Briefing KI 4 bersama 200-an relawan pengajar, fotografer, dan videografer di Hall UNP Kediri
Bersama sebagian rombongan belajar (rombel) yang akan bertugas di SDN Wonorejo 2 Puncu, Kab. Kediri
Lalu aku kebingungan bagaimana menjelaskan soal profesiku kepada anak-anak SD. Relawan pengajar yang diterima, diutamakan bukan guru atau dosen. Mungkin pertimbangannya, anak-anak sudah sangat familiar dengan profesi guru, yaitu yang mereka lihat sehari-hari. Begitupun dosen, tinggal menambahkan penjelasan bahwa dosen adalah guru untuk murid-murid selepas SMA, di tingkat yang lebih tinggi. Termasuk strategiku juga, agar aku diterima dalam seleksi online KI yang telah diselenggarakan ke empat kalinya di Kediri ini, aku tidak mencantumkan bahwa profesiku adalah dosen. Dan yang paling memungkinkan adalah seorang psikolog. Tersuratnya, aku menulis profesiku adalah “associate psychologist (freelancer)”. Itu sudah yang paling pas.
Bersama pohon cita-cita dan alat peraga yang kubuat. Wajahnya yang nggambar anak-anak

Bagaimana menjelaskan ke level kognisi anak SD bahwa pekerjaanku adalah menyeleksi calon karyawan yang akan bekerja di perusahaan, dengan melakukan serangkaian asesmen psikologis yang meliputi tes psikologis (tes inteligensi, tes sikap kerja, tes kepribadian), memandu FGD/ LGD (focus group discussion/ leaderless group discussion), menilai presentasi materi studi kasus, menilai cara kandidat bermain-peran (roleplay), serta melakukan wawancara untuk penggalian data lebih lanjut, baik dengan teknik wawancara sederhana (10-15 menit per kandidat) maupun wawancara berbasis kompetensi/ competence-based interview/ CBI (45-60 menit per kandidat)???

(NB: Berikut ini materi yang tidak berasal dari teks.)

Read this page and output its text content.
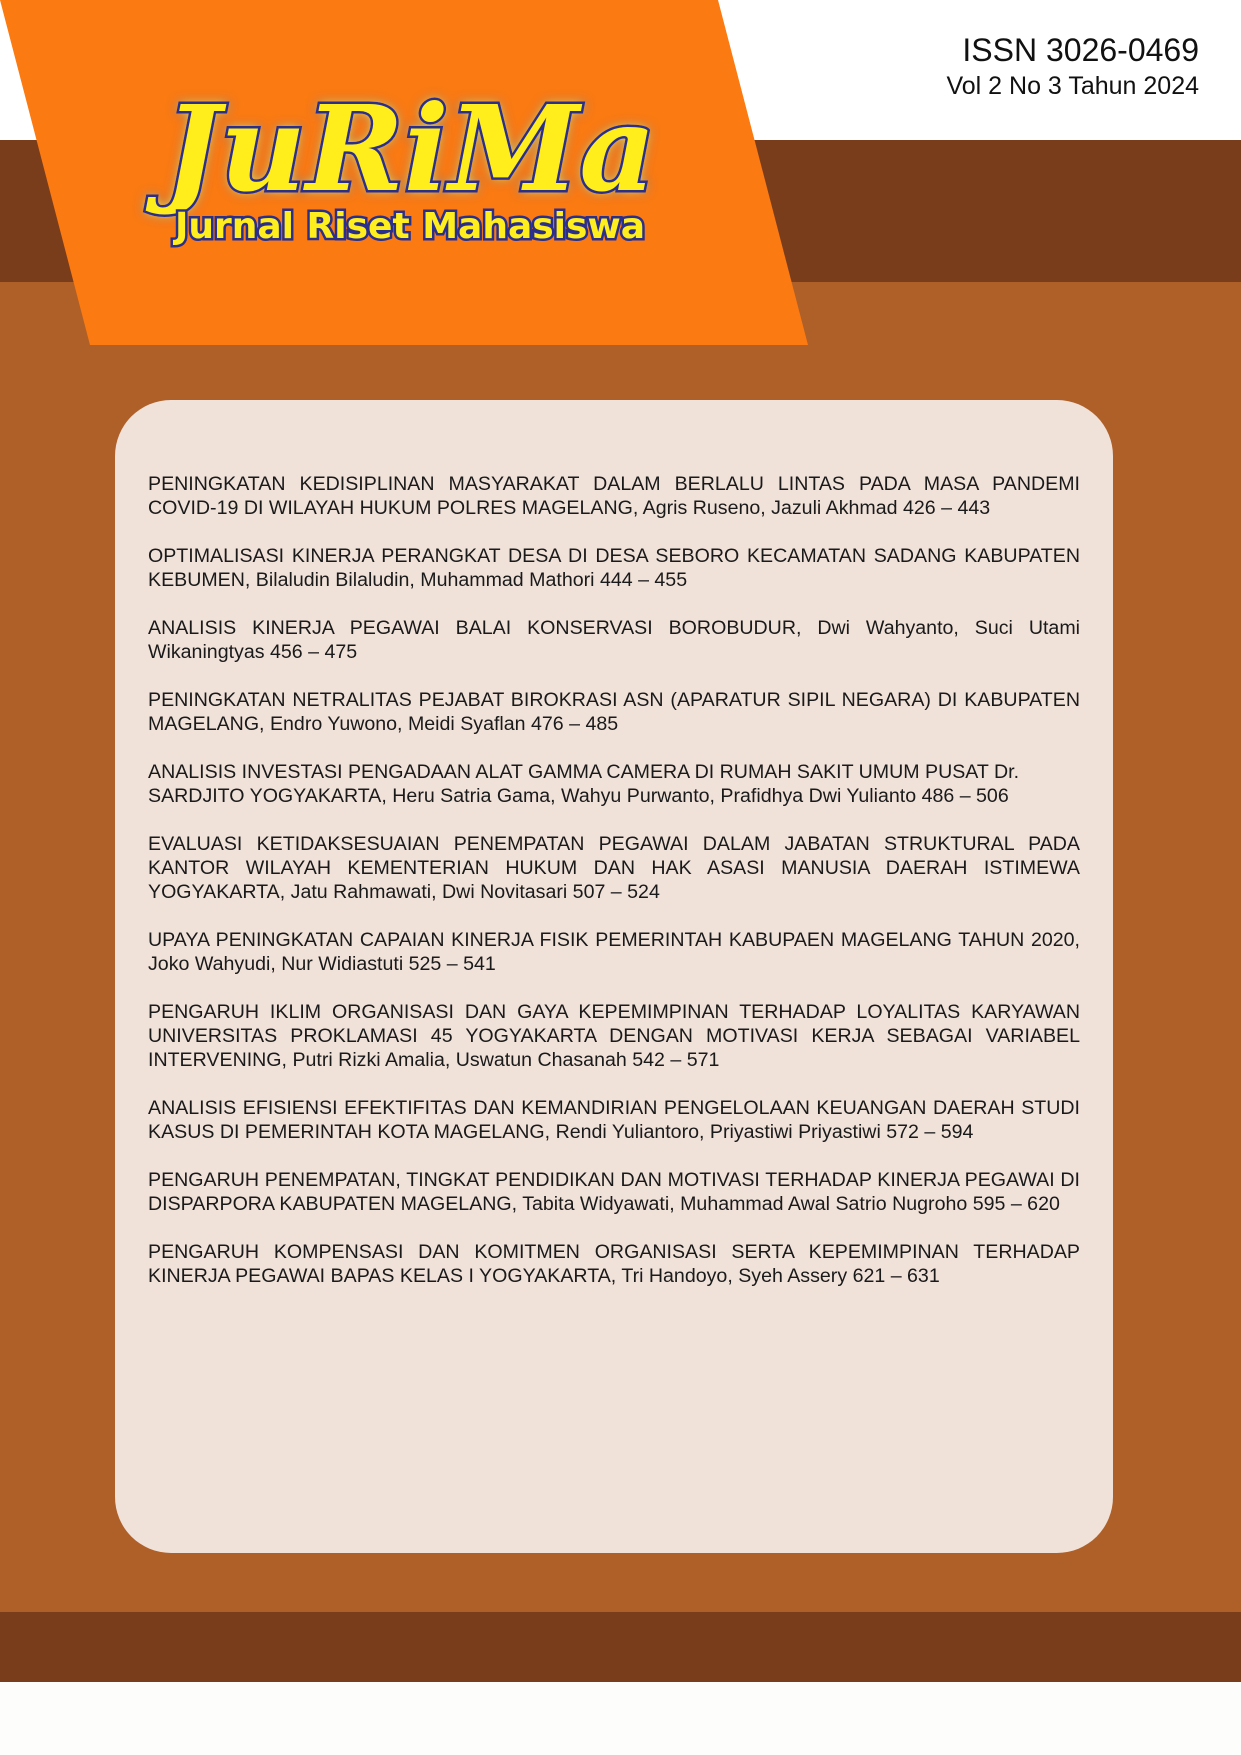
JuRiMa
Jurnal Riset Mahasiswa
ISSN 3026-0469
Vol 2 No 3 Tahun 2024

PENINGKATAN KEDISIPLINAN MASYARAKAT DALAM BERLALU LINTAS PADA MASA PANDEMI COVID-19 DI WILAYAH HUKUM POLRES MAGELANG, Agris Ruseno, Jazuli Akhmad 426 – 443

OPTIMALISASI KINERJA PERANGKAT DESA DI DESA SEBORO KECAMATAN SADANG KABUPATEN KEBUMEN, Bilaludin Bilaludin, Muhammad Mathori 444 – 455

ANALISIS KINERJA PEGAWAI BALAI KONSERVASI BOROBUDUR, Dwi Wahyanto, Suci Utami Wikaningtyas 456 – 475

PENINGKATAN NETRALITAS PEJABAT BIROKRASI ASN (APARATUR SIPIL NEGARA) DI KABUPATEN MAGELANG, Endro Yuwono, Meidi Syaflan 476 – 485

ANALISIS INVESTASI PENGADAAN ALAT GAMMA CAMERA DI RUMAH SAKIT UMUM PUSAT Dr. SARDJITO YOGYAKARTA, Heru Satria Gama, Wahyu Purwanto, Prafidhya Dwi Yulianto 486 – 506

EVALUASI KETIDAKSESUAIAN PENEMPATAN PEGAWAI DALAM JABATAN STRUKTURAL PADA KANTOR WILAYAH KEMENTERIAN HUKUM DAN HAK ASASI MANUSIA DAERAH ISTIMEWA YOGYAKARTA, Jatu Rahmawati, Dwi Novitasari 507 – 524

UPAYA PENINGKATAN CAPAIAN KINERJA FISIK PEMERINTAH KABUPAEN MAGELANG TAHUN 2020, Joko Wahyudi, Nur Widiastuti 525 – 541

PENGARUH IKLIM ORGANISASI DAN GAYA KEPEMIMPINAN TERHADAP LOYALITAS KARYAWAN UNIVERSITAS PROKLAMASI 45 YOGYAKARTA DENGAN MOTIVASI KERJA SEBAGAI VARIABEL INTERVENING, Putri Rizki Amalia, Uswatun Chasanah 542 – 571

ANALISIS EFISIENSI EFEKTIFITAS DAN KEMANDIRIAN PENGELOLAAN KEUANGAN DAERAH STUDI KASUS DI PEMERINTAH KOTA MAGELANG, Rendi Yuliantoro, Priyastiwi Priyastiwi 572 – 594

PENGARUH PENEMPATAN, TINGKAT PENDIDIKAN DAN MOTIVASI TERHADAP KINERJA PEGAWAI DI DISPARPORA KABUPATEN MAGELANG, Tabita Widyawati, Muhammad Awal Satrio Nugroho 595 – 620

PENGARUH KOMPENSASI DAN KOMITMEN ORGANISASI SERTA KEPEMIMPINAN TERHADAP KINERJA PEGAWAI BAPAS KELAS I YOGYAKARTA, Tri Handoyo, Syeh Assery 621 – 631
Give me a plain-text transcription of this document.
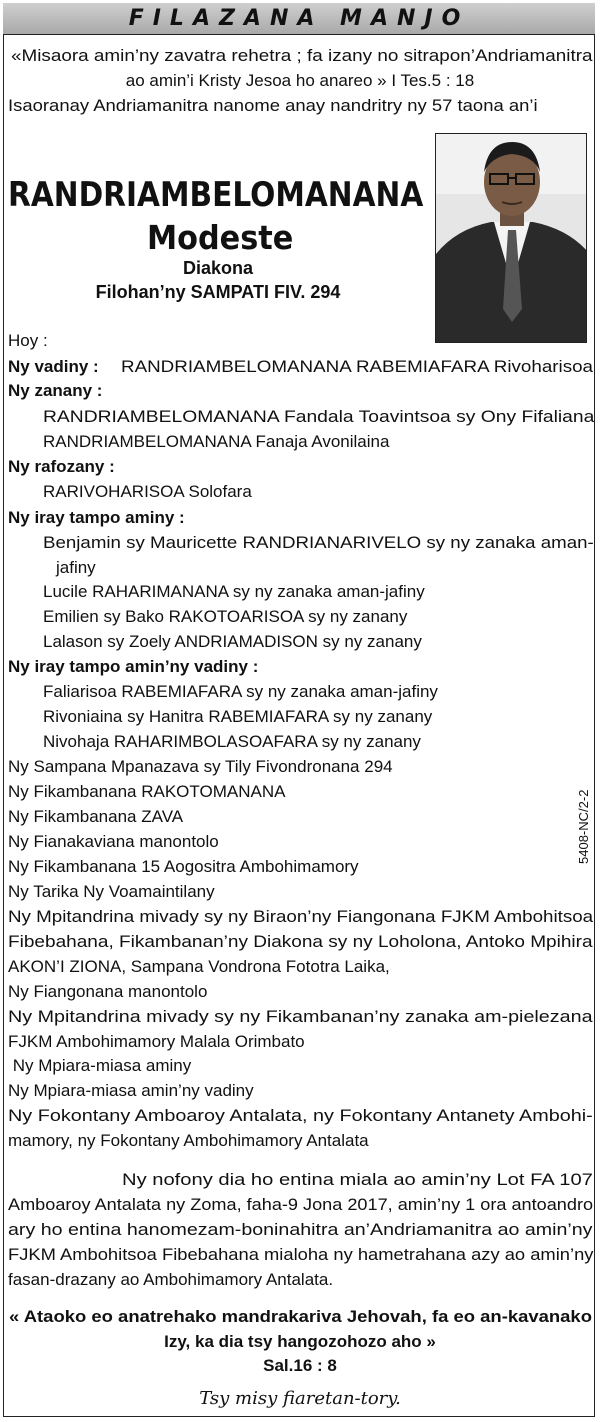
FILAZANA MANJO
«Misaora amin’ny zavatra rehetra ; fa izany no sitrapon’Andriamanitra
ao amin’i Kristy Jesoa ho anareo » I Tes.5 : 18
Isaoranay Andriamanitra nanome anay nandritry ny 57 taona an’i
RANDRIAMBELOMANANA
Modeste
Diakona
Filohan’ny SAMPATI FIV. 294
Hoy :
Ny vadiny : RANDRIAMBELOMANANA RABEMIAFARA Rivoharisoa
Ny zanany :
RANDRIAMBELOMANANA Fandala Toavintsoa sy Ony Fifaliana
RANDRIAMBELOMANANA Fanaja Avonilaina
Ny rafozany :
RARIVOHARISOA Solofara
Ny iray tampo aminy :
Benjamin sy Mauricette RANDRIANARIVELO sy ny zanaka aman-
jafiny
Lucile RAHARIMANANA sy ny zanaka aman-jafiny
Emilien sy Bako RAKOTOARISOA sy ny zanany
Lalason sy Zoely ANDRIAMADISON sy ny zanany
Ny iray tampo amin’ny vadiny :
Faliarisoa RABEMIAFARA sy ny zanaka aman-jafiny
Rivoniaina sy Hanitra RABEMIAFARA sy ny zanany
Nivohaja RAHARIMBOLASOAFARA sy ny zanany
Ny Sampana Mpanazava sy Tily Fivondronana 294
Ny Fikambanana RAKOTOMANANA
Ny Fikambanana ZAVA
Ny Fianakaviana manontolo
Ny Fikambanana 15 Aogositra Ambohimamory
Ny Tarika Ny Voamaintilany
Ny Mpitandrina mivady sy ny Biraon’ny Fiangonana FJKM Ambohitsoa
Fibebahana, Fikambanan’ny Diakona sy ny Loholona, Antoko Mpihira
AKON’I ZIONA, Sampana Vondrona Fototra Laika,
Ny Fiangonana manontolo
Ny Mpitandrina mivady sy ny Fikambanan’ny zanaka am-pielezana
FJKM Ambohimamory Malala Orimbato
Ny Mpiara-miasa aminy
Ny Mpiara-miasa amin’ny vadiny
Ny Fokontany Amboaroy Antalata, ny Fokontany Antanety Ambohi-
mamory, ny Fokontany Ambohimamory Antalata
5408-NC/2-2
Ny nofony dia ho entina miala ao amin’ny Lot FA 107
Amboaroy Antalata ny Zoma, faha-9 Jona 2017, amin’ny 1 ora antoandro
ary ho entina hanomezam-boninahitra an’Andriamanitra ao amin’ny
FJKM Ambohitsoa Fibebahana mialoha ny hametrahana azy ao amin’ny
fasan-drazany ao Ambohimamory Antalata.
« Ataoko eo anatrehako mandrakariva Jehovah, fa eo an-kavanako
Izy, ka dia tsy hangozohozo aho »
Sal.16 : 8
Tsy misy fiaretan-tory.
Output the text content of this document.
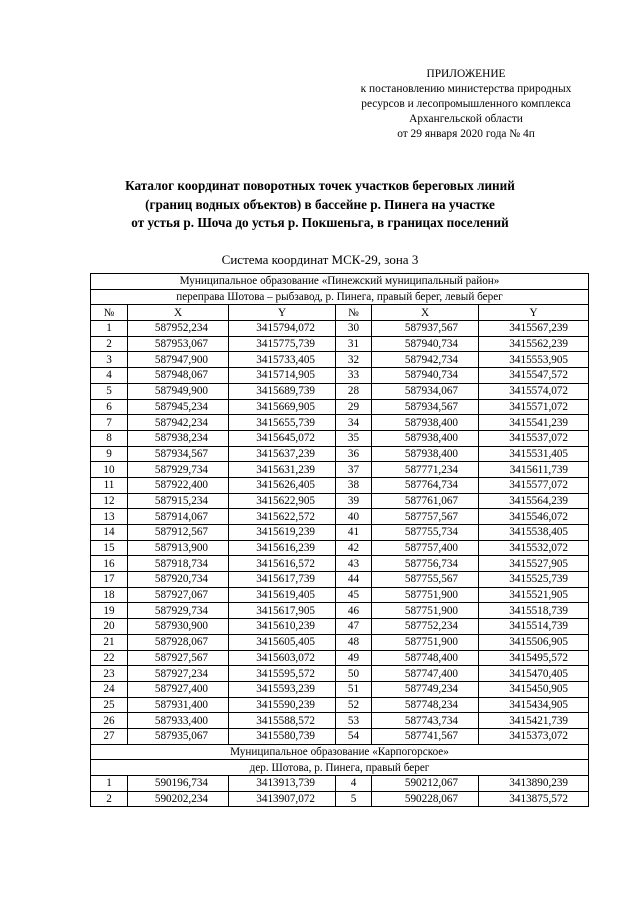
ПРИЛОЖЕНИЕ
к постановлению министерства природных
ресурсов и лесопромышленного комплекса
Архангельской области
от 29 января 2020 года № 4п
Каталог координат поворотных точек участков береговых линий
(границ водных объектов) в бассейне р. Пинега на участке
от устья р. Шоча до устья р. Покшеньга, в границах поселений
Система координат МСК-29, зона 3
Муниципальное образование «Пинежский муниципальный район»					
переправа Шотова – рыбзавод, р. Пинега, правый берег, левый берег					
№	X	Y	№	X	Y
1	587952,234	3415794,072	30	587937,567	3415567,239
2	587953,067	3415775,739	31	587940,734	3415562,239
3	587947,900	3415733,405	32	587942,734	3415553,905
4	587948,067	3415714,905	33	587940,734	3415547,572
5	587949,900	3415689,739	28	587934,067	3415574,072
6	587945,234	3415669,905	29	587934,567	3415571,072
7	587942,234	3415655,739	34	587938,400	3415541,239
8	587938,234	3415645,072	35	587938,400	3415537,072
9	587934,567	3415637,239	36	587938,400	3415531,405
10	587929,734	3415631,239	37	587771,234	3415611,739
11	587922,400	3415626,405	38	587764,734	3415577,072
12	587915,234	3415622,905	39	587761,067	3415564,239
13	587914,067	3415622,572	40	587757,567	3415546,072
14	587912,567	3415619,239	41	587755,734	3415538,405
15	587913,900	3415616,239	42	587757,400	3415532,072
16	587918,734	3415616,572	43	587756,734	3415527,905
17	587920,734	3415617,739	44	587755,567	3415525,739
18	587927,067	3415619,405	45	587751,900	3415521,905
19	587929,734	3415617,905	46	587751,900	3415518,739
20	587930,900	3415610,239	47	587752,234	3415514,739
21	587928,067	3415605,405	48	587751,900	3415506,905
22	587927,567	3415603,072	49	587748,400	3415495,572
23	587927,234	3415595,572	50	587747,400	3415470,405
24	587927,400	3415593,239	51	587749,234	3415450,905
25	587931,400	3415590,239	52	587748,234	3415434,905
26	587933,400	3415588,572	53	587743,734	3415421,739
27	587935,067	3415580,739	54	587741,567	3415373,072
Муниципальное образование «Карпогорское»					
дер. Шотова, р. Пинега, правый берег					
1	590196,734	3413913,739	4	590212,067	3413890,239
2	590202,234	3413907,072	5	590228,067	3413875,572
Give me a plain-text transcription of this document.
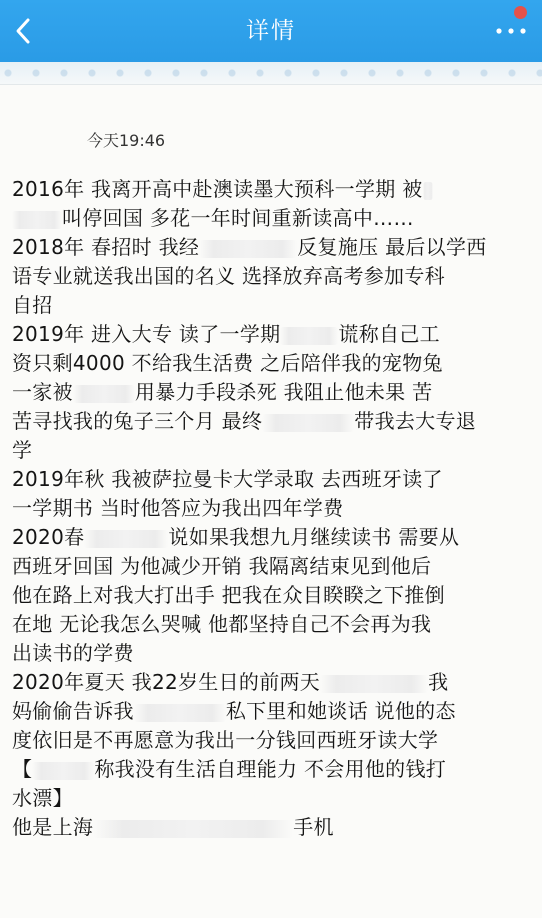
详情
今天19:46
2016年 我离开高中赴澳读墨大预科一学期 被
叫停回国 多花一年时间重新读高中……
2018年 春招时 我经	反复施压 最后以学西
语专业就送我出国的名义 选择放弃高考参加专科
自招
2019年 进入大专 读了一学期	谎称自己工
资只剩4000 不给我生活费 之后陪伴我的宠物兔
一家被	用暴力手段杀死 我阻止他未果 苦
苦寻找我的兔子三个月 最终	带我去大专退
学
2019年秋 我被萨拉曼卡大学录取 去西班牙读了
一学期书 当时他答应为我出四年学费
2020春	说如果我想九月继续读书 需要从
西班牙回国 为他减少开销 我隔离结束见到他后
他在路上对我大打出手 把我在众目睽睽之下推倒
在地 无论我怎么哭喊 他都坚持自己不会再为我
出读书的学费
2020年夏天 我22岁生日的前两天	我
妈偷偷告诉我	私下里和她谈话 说他的态
度依旧是不再愿意为我出一分钱回西班牙读大学
【	称我没有生活自理能力 不会用他的钱打
水漂】
他是上海	手机
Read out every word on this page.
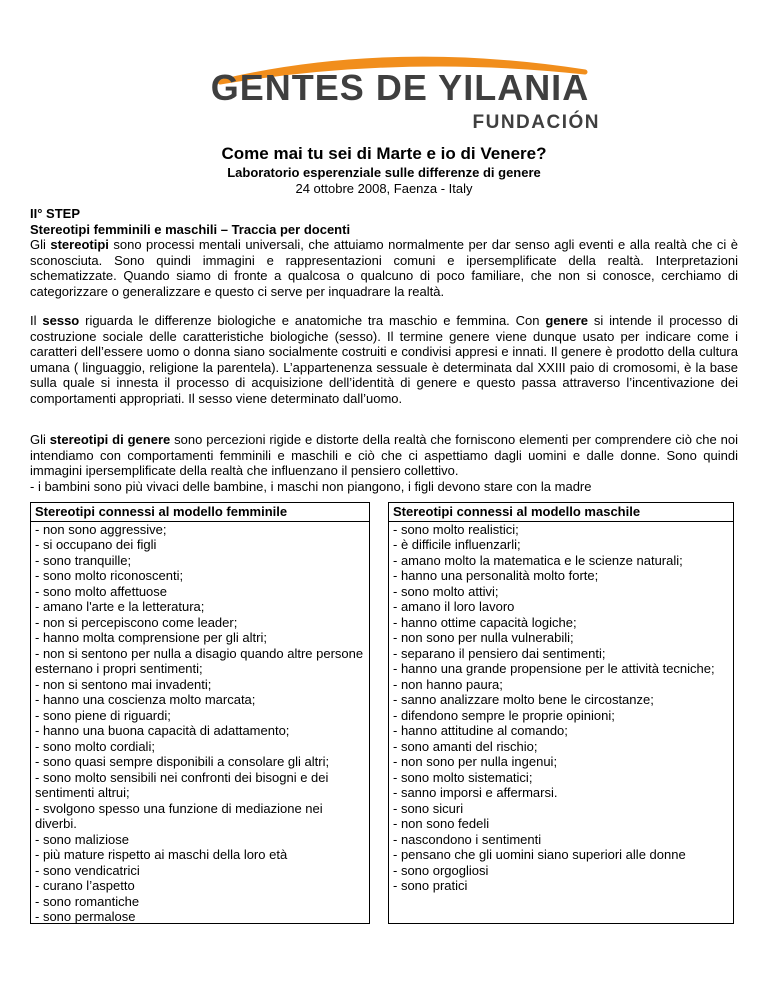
GENTES DE YILANIA
FUNDACIÓN
Come mai tu sei di Marte e io di Venere?
Laboratorio esperenziale sulle differenze di genere
24 ottobre 2008, Faenza - Italy

II° STEP

Stereotipi femminili e maschili – Traccia per docenti

Gli stereotipi sono processi mentali universali, che attuiamo normalmente per dar senso agli eventi e alla realtà che ci è sconosciuta. Sono quindi immagini e rappresentazioni comuni e ipersemplificate della realtà. Interpretazioni schematizzate. Quando siamo di fronte a qualcosa o qualcuno di poco familiare, che non si conosce, cerchiamo di categorizzare o generalizzare e questo ci serve per inquadrare la realtà.

Il sesso riguarda le differenze biologiche e anatomiche tra maschio e femmina. Con genere si intende il processo di costruzione sociale delle caratteristiche biologiche (sesso). Il termine genere viene dunque usato per indicare come i caratteri dell’essere uomo o donna siano socialmente costruiti e condivisi appresi e innati. Il genere è prodotto della cultura umana ( linguaggio, religione la parentela). L’appartenenza sessuale è determinata dal XXIII paio di cromosomi, è la base sulla quale si innesta il processo di acquisizione dell’identità di genere e questo passa attraverso l’incentivazione dei comportamenti appropriati. Il sesso viene determinato dall’uomo.

Gli stereotipi di genere sono percezioni rigide e distorte della realtà che forniscono elementi per comprendere ciò che noi intendiamo con comportamenti femminili e maschili e ciò che ci aspettiamo dagli uomini e dalle donne. Sono quindi immagini ipersemplificate della realtà che influenzano il pensiero collettivo.

- i bambini sono più vivaci delle bambine, i maschi non piangono, i figli devono stare con la madre

Stereotipi connessi al modello femminile
- non sono aggressive;
- si occupano dei figli
- sono tranquille;
- sono molto riconoscenti;
- sono molto affettuose
- amano l'arte e la letteratura;
- non si percepiscono come leader;
- hanno molta comprensione per gli altri;
- non si sentono per nulla a disagio quando altre persone esternano i propri sentimenti;
- non si sentono mai invadenti;
- hanno una coscienza molto marcata;
- sono piene di riguardi;
- hanno una buona capacità di adattamento;
- sono molto cordiali;
- sono quasi sempre disponibili a consolare gli altri;
- sono molto sensibili nei confronti dei bisogni e dei sentimenti altrui;
- svolgono spesso una funzione di mediazione nei diverbi.
- sono maliziose
- più mature rispetto ai maschi della loro età
- sono vendicatrici
- curano l’aspetto
- sono romantiche
- sono permalose
Stereotipi connessi al modello maschile
- sono molto realistici;
- è difficile influenzarli;
- amano molto la matematica e le scienze naturali;
- hanno una personalità molto forte;
- sono molto attivi;
- amano il loro lavoro
- hanno ottime capacità logiche;
- non sono per nulla vulnerabili;
- separano il pensiero dai sentimenti;
- hanno una grande propensione per le attività tecniche;
- non hanno paura;
- sanno analizzare molto bene le circostanze;
- difendono sempre le proprie opinioni;
- hanno attitudine al comando;
- sono amanti del rischio;
- non sono per nulla ingenui;
- sono molto sistematici;
- sanno imporsi e affermarsi.
- sono sicuri
- non sono fedeli
- nascondono i sentimenti
- pensano che gli uomini siano superiori alle donne
- sono orgogliosi
- sono pratici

Setelah pengambilan data selesai, aku membuat laporan hasil pemeriksaan psikologis (LHPP) yang berisi skor-skor kandidat serta membuat deskripsi diri subjek secara menyeluruh. Istilahnya, orang itu seperti apa sih kecerdasan intelektualnya, sikap kerjanya, serta bagaimana kepribadiannya. Dengan menyocokkan dengan standar dan syarat nilai minimal yang diminta klien, aku memberikan rekomendasi, apakah kandidat tersebut layak diterima atau ditolak. Keputusan akhir terhadap kandidat tersebut tetap di tangan manajemen klien. Setelah laporan kuserahkan, maka aku mendapat bayaran.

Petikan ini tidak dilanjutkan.